September 23, 2008

Poison, tears, and muffins.

OK, I'm a mess. If you didn't know me and looked at me, I'd look normal to you. But I'm just a mess. It's been the strangest year. I've survived the pest guys almost killing my poodle and an investigation by a really stupid government worker who the vet said didn't know anything about poison. I've survived three short love affairs, one with a Buddhist who loves porn, one with a 50-year-old guy who can't find himself yet in the world, and another with a controlling guy who tried to manipulate me with guilt. I've survived a change in my work schedule and grandchildren starting kindergarten. I've survived a break-in at my home and sobbing in front of police officers and then crying in front of the checker at Von's. I've survived the loss of almost all my jewelry and cameras, and now not being able to find where I've hidden what's left of my valuables. I've survived being two miles from a train crash that killed twenty-five people and listening to the emergency vehicles overhead and on the streets all night and then booking surgeries for the victims at work. I've survived a shoulder injury and daily pain for the past three months. There's a continuing war, threat of nuclear weapons, countless natural disasters, and Sarah Palin. And what finally did me in? Yes, my cable TV.

I've really been amazed at my fortitude, how I just keep going, no matter what happens. Just try to eat right and exercise and see some friends and do my job and have time with my kids and grandkids and then the cable TV goes crazy and I lose it.
I have no volume on channels 2,4, and 7. The Simpsons on channel 11 are in Spanish and Law and Order on A&E is giving me a continuous description of what's happening, like I'm blind. And I called the cable company and just lost it. I called from work and the lady said she would reboot it from the office and then I got home and nothing had changed and then I called again but couldn't understand what the operator was saying with her accent and she wouldn't put me through to another operator so I hung up. Then I called again and the operator said she couldn't fix it and I said should I just cancel service and she said fine, she could do that for me and then I just lost it and hung up. I called again and asked for a supervisor and she was really nice and said that she really valued me as a customer and could she make an appointment for a service call and I just went blank. I couldn't think of a two hour window of time in my life in the next five days to let in a cable guy and so I hung up. And so I went to bed to try to calm down and read a book and fell asleep at 8:30pm and now I'm up at 3am and can't sleep.

I have no wisdom about this at all. I think my nerves are probably just shot. I think I'll take my cable box to the company and exchange it and maybe that will work.

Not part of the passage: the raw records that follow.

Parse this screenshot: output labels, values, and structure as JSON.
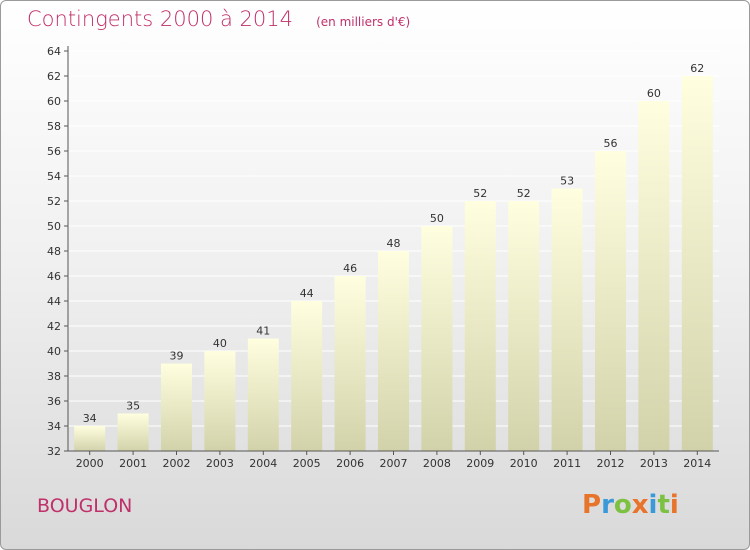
{
  "header": {
    "title": "Contingents 2000 à 2014",
    "unit": "(en milliers d'€)"
  },
  "footer": {
    "place": "BOUGLON",
    "logo_text": "Proxiti",
    "logo_colors": [
      "#e8732a",
      "#3a9ad9",
      "#7cc142",
      "#e8732a",
      "#3a9ad9",
      "#7cc142",
      "#e8732a"
    ]
  },
  "colors": {
    "title": "#c0306a",
    "bar_top": "#ffffe0",
    "bar_bottom": "#d2d2aa",
    "grid": "#ffffff"
  },
  "chart_data": {
    "type": "bar",
    "categories": [
      "2000",
      "2001",
      "2002",
      "2003",
      "2004",
      "2005",
      "2006",
      "2007",
      "2008",
      "2009",
      "2010",
      "2011",
      "2012",
      "2013",
      "2014"
    ],
    "values": [
      34,
      35,
      39,
      40,
      41,
      44,
      46,
      48,
      50,
      52,
      52,
      53,
      56,
      60,
      62
    ],
    "ylim": [
      32,
      64
    ],
    "yticks": [
      32,
      34,
      36,
      38,
      40,
      42,
      44,
      46,
      48,
      50,
      52,
      54,
      56,
      58,
      60,
      62,
      64
    ],
    "grid": true,
    "data_labels": true
  }
}
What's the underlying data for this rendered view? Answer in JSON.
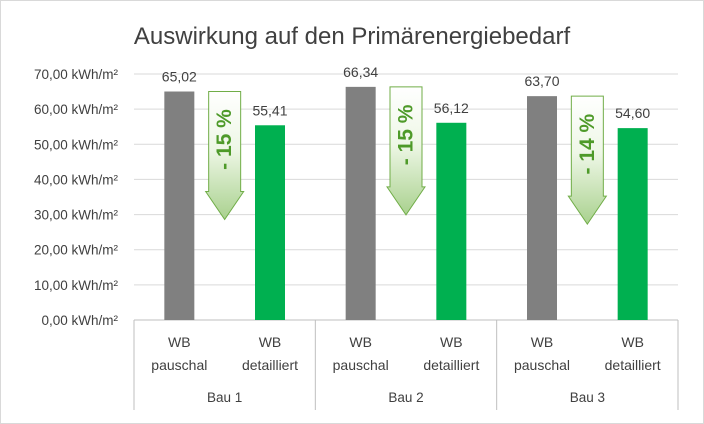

I've got a doctor's appointment in a few hours about my shoulder and I don't want to go nuts there, so maybe I'll pick up some muffins to take with me to the staff in case I get weird in the waiting room. I know none of this is life and death but I guess life sometimes just gets to us and that's just the way it is. I'll keep you posted.

3 comments:

Daria said...

I think the big 6 0 will usher out this yucky end to the 5 0 and this will all be behind you. Just let go and reach out and know that you don't always have to say "I'm fine" with a smile. We get it. And, we love you. xoxo

Unknown said...

Just want you to know I'm thinking about you, and hating that you got robbed and that those bastages hurt my friend Buddy and wishing I knew the perfect guy for you. And yes, the cable company blows. I know that when this spate of suckiness turns around you will be even more grateful for the good things in your life because that is just the wise, strong, centered person that you are. Miss you, Terry

Anonymous said...

You'll be fine. Just keep moving forward.